Review (1893) of Gustave de Molinari’s
Précis of Political Economy and of Morals (1893)

by Langford Lovell Price (1862-1950)

Précis d’Économie Politique et de Morale. Par G. DE MOLINARI. (Paris: Guillaumin et Cie, 1893.)

GM-PPE.1 The double title of M. de Molinari’s manual affords an indication, which is confirmed by the statement contained in his Prefatory Note. of the chief novelty marking his treatment of his subject. For the most part he travels over beaten ground, and as he says, attempts to furnish a summary of ideas expounded in previous larger works. Beginning with a book on the general economy of nature, and reviewing the laws which govern the conduct of the lower species and of man, he proceeds in a second book to political economy, strictly so-called, and passes over the chief economic phenomena and laws, and then in a final book he discusses the question of morals in its bearing on economic progress.
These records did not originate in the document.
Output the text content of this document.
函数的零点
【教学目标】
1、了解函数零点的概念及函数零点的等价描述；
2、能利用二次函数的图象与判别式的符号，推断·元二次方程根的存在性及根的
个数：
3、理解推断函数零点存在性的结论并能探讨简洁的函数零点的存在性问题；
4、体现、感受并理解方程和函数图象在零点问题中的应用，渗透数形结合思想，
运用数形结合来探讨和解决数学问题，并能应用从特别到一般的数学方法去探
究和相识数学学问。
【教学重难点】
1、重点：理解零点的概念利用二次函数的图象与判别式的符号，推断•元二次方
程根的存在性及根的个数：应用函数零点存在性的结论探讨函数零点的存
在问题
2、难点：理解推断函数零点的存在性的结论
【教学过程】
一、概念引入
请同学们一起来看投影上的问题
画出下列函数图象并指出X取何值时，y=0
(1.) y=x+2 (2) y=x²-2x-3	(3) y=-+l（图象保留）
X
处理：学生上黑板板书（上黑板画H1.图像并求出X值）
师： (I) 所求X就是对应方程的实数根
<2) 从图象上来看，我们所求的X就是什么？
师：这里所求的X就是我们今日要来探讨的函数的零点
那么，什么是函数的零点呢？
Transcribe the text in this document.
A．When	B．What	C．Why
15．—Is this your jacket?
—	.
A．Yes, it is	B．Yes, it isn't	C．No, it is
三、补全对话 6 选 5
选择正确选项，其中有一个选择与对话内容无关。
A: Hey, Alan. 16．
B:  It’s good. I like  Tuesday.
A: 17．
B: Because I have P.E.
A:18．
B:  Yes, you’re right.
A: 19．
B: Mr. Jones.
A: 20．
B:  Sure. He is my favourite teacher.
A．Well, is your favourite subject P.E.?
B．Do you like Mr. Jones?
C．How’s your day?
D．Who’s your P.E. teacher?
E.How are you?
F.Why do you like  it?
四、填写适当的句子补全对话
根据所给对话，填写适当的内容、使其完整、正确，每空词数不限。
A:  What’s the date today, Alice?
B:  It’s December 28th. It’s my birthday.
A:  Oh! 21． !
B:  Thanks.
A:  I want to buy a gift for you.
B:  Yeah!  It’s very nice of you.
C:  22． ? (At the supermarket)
He declares that he will have succeeded in his aim, if he has shown that economic progress is barren when it is not accompanied by moral advance. In this book accordingly he traces the development of the conception of rights and of their corresponding duties. In the more strictly economic book the enunciation of a law of progression of values, according to which the value of a commodity or service rises or falls in geometrical progression, when the quantity supplied diminishes or increases in arithmetical progression, the emphasis laid upon the place of entreprises in the economy of production, and the division of capital into personnel, immobilier and mobilier, are among the most prominent features, but the general treatment is marked by the lucidity of expression and neatness of arrangement so characteristic of French writers. While it is difficult to attain, and perhaps foolish to attempt, originality in a manual intended for elementary students, a French writer, to whatever school he belongs, and on whatever subject he writes, rarely fails to interest his readers, and M. de Molinari betrays no lack of this national capacity.

Economic Journal 3, no. 11 (September 1893), p. 488.